Fermi/GBM View of the 2019 and 2020 Burst Active Episodes of SGR J1935+2154
Lin Lin, Ersin Gogus, Oliver J. Roberts, Matthew G. Baring, Chryssa, Kouveliotou, Yuki Kaneko, Alexander J. van der Horst, George Younes

TL;DR
This study analyzes 148 bursts from SGR J1935+2154 observed with Fermi/GBM, revealing longer, softer bursts during recent activation, spectral evolution linked to magnetospheric plasma, and no direct radio-X-ray burst association except for the FRB 200428 event.
Contribution
It provides detailed spectral and temporal analysis of recent SGR J1935+2154 bursts, highlighting their evolution and contrasting radio associations, including the unique FRB event.
Findings
Bursts are longer and softer than previous activations.
Spectral evolution suggests increased plasma loading in the magnetosphere.

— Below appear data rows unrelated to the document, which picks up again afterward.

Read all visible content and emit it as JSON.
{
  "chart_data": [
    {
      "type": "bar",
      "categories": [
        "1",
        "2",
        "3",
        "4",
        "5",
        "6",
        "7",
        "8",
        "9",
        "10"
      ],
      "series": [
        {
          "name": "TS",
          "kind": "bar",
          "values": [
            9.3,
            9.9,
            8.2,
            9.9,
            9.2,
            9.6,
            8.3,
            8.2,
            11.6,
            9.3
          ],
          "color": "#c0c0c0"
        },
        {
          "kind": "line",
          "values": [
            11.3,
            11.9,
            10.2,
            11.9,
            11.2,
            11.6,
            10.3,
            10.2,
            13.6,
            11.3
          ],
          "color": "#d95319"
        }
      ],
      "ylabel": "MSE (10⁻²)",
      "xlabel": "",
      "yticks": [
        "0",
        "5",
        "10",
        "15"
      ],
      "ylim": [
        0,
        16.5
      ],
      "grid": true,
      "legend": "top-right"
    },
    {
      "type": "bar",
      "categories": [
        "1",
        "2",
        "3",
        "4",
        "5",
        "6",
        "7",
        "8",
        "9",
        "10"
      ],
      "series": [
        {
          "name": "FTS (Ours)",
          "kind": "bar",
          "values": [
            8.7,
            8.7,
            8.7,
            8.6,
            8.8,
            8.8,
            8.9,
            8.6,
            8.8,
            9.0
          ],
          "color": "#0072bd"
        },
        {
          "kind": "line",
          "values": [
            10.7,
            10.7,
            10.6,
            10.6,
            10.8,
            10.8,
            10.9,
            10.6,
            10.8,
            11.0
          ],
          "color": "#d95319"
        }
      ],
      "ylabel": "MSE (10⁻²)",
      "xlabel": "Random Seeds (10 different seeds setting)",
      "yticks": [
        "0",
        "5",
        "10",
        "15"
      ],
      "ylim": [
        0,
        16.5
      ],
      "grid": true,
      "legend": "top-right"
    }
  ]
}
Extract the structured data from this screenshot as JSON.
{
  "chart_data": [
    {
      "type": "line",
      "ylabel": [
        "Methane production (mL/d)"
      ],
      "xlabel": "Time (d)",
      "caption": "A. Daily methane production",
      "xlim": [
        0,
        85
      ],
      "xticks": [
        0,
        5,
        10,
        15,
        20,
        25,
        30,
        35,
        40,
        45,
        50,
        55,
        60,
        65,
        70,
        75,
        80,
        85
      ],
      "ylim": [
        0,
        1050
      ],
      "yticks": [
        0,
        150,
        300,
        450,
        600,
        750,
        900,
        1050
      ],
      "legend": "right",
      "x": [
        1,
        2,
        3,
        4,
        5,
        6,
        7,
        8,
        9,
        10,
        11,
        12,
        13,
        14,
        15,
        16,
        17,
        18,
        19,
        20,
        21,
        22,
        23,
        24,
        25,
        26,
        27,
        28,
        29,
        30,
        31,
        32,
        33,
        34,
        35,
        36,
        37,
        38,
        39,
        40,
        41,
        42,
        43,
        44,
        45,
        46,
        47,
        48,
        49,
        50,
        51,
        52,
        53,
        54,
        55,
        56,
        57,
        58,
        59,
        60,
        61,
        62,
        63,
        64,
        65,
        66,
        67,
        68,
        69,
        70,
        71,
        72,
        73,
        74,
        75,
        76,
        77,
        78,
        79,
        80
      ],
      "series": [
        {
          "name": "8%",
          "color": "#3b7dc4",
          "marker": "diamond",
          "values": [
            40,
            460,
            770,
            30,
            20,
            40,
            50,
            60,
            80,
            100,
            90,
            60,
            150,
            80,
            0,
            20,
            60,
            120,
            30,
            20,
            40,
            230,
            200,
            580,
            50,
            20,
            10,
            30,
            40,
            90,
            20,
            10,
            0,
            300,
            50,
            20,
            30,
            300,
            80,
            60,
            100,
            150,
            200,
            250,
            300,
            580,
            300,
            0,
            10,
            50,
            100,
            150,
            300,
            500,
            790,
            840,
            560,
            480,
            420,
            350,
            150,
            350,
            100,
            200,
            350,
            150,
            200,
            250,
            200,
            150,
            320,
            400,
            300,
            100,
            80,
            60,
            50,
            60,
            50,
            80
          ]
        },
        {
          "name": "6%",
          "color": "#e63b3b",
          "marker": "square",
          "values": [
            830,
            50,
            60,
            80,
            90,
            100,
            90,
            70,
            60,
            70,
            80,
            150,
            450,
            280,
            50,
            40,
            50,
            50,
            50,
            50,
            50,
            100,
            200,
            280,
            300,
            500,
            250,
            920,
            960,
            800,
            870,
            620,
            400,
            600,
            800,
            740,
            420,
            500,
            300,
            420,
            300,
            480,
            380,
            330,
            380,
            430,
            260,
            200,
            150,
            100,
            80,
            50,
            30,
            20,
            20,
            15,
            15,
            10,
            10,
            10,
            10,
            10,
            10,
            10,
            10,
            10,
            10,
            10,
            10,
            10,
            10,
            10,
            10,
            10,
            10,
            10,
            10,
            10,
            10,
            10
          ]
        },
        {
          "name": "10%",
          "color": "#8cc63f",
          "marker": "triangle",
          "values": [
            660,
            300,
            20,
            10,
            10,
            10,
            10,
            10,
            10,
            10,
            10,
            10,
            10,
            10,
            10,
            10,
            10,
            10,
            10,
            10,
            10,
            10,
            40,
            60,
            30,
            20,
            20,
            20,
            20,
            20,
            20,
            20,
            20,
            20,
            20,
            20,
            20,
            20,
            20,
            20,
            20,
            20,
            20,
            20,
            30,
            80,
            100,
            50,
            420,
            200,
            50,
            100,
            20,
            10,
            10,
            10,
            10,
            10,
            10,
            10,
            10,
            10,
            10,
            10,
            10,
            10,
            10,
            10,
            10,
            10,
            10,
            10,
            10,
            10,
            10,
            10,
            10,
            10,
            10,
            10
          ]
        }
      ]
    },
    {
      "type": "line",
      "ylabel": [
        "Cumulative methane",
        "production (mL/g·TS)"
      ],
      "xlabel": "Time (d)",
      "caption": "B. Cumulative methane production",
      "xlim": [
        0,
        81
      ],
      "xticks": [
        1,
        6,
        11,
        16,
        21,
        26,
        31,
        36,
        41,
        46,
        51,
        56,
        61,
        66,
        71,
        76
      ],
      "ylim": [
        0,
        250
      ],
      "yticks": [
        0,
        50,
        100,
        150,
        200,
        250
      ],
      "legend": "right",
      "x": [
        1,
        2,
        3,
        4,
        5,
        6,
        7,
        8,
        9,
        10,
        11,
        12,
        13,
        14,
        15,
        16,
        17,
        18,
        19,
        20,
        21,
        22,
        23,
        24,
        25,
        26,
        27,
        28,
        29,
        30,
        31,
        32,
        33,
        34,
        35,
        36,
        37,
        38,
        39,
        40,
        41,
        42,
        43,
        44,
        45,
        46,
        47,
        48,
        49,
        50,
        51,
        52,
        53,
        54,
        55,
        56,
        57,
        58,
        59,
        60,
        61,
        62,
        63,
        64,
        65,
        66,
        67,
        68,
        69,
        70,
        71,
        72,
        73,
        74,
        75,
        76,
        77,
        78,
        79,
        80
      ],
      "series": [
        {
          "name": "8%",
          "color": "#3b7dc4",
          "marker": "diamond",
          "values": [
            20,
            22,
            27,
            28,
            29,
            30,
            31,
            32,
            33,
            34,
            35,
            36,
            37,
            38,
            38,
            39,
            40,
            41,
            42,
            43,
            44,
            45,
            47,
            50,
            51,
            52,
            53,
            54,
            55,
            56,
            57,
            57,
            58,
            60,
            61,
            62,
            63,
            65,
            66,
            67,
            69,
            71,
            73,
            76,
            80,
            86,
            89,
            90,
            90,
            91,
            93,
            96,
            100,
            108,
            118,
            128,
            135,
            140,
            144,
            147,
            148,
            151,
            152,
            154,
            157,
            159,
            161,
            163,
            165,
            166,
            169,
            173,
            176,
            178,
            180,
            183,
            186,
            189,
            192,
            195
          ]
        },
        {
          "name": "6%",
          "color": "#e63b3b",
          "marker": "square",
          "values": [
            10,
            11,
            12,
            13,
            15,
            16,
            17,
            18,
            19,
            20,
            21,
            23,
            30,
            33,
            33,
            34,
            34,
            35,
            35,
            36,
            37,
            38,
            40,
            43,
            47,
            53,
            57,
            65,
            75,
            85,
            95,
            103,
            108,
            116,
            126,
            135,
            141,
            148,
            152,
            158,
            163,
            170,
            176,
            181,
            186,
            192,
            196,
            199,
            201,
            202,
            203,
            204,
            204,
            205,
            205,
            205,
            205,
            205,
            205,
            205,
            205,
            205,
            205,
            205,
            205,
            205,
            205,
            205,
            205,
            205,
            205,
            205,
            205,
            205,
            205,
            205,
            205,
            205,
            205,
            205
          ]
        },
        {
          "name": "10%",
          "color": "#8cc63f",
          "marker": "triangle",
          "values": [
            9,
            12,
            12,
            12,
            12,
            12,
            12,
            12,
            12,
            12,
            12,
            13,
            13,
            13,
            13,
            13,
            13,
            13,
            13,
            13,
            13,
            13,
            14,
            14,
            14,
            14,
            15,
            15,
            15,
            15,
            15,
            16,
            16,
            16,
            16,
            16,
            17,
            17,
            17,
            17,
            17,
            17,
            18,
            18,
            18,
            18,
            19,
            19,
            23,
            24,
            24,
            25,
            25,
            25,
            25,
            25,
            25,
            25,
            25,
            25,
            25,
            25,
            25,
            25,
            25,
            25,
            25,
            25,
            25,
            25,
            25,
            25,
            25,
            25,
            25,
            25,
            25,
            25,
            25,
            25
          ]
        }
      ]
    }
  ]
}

No typical radio bursts are associated with X-ray bursts, except for FRB 200428.
Abstract
We present temporal and time-integrated spectral analyses of 148 bursts from the latest activation of SGR J1935+2154, observed with Fermi/GBM from October 4th 2019 through May 20th 2020, excluding a ~130 s segment with a very high burst density on April 27th 2020. The 148 bursts presented here, are slightly longer and softer than bursts from earlier activations of SGR J1935+2154, as well as from other magnetars. The long-term spectral evolution trend is interpreted as being associated with an increase in the average plasma loading of the magnetosphere during bursts. We also find a trend of increased burst activity from SGR J1935+2154 since its discovery in 2014. Finally, we find no association of typical radio bursts with X-ray bursts from the source; this contrasts the association of FRB 200428 with an SGR J1935+2154 X-ray burst, to date unique among the magnetar population.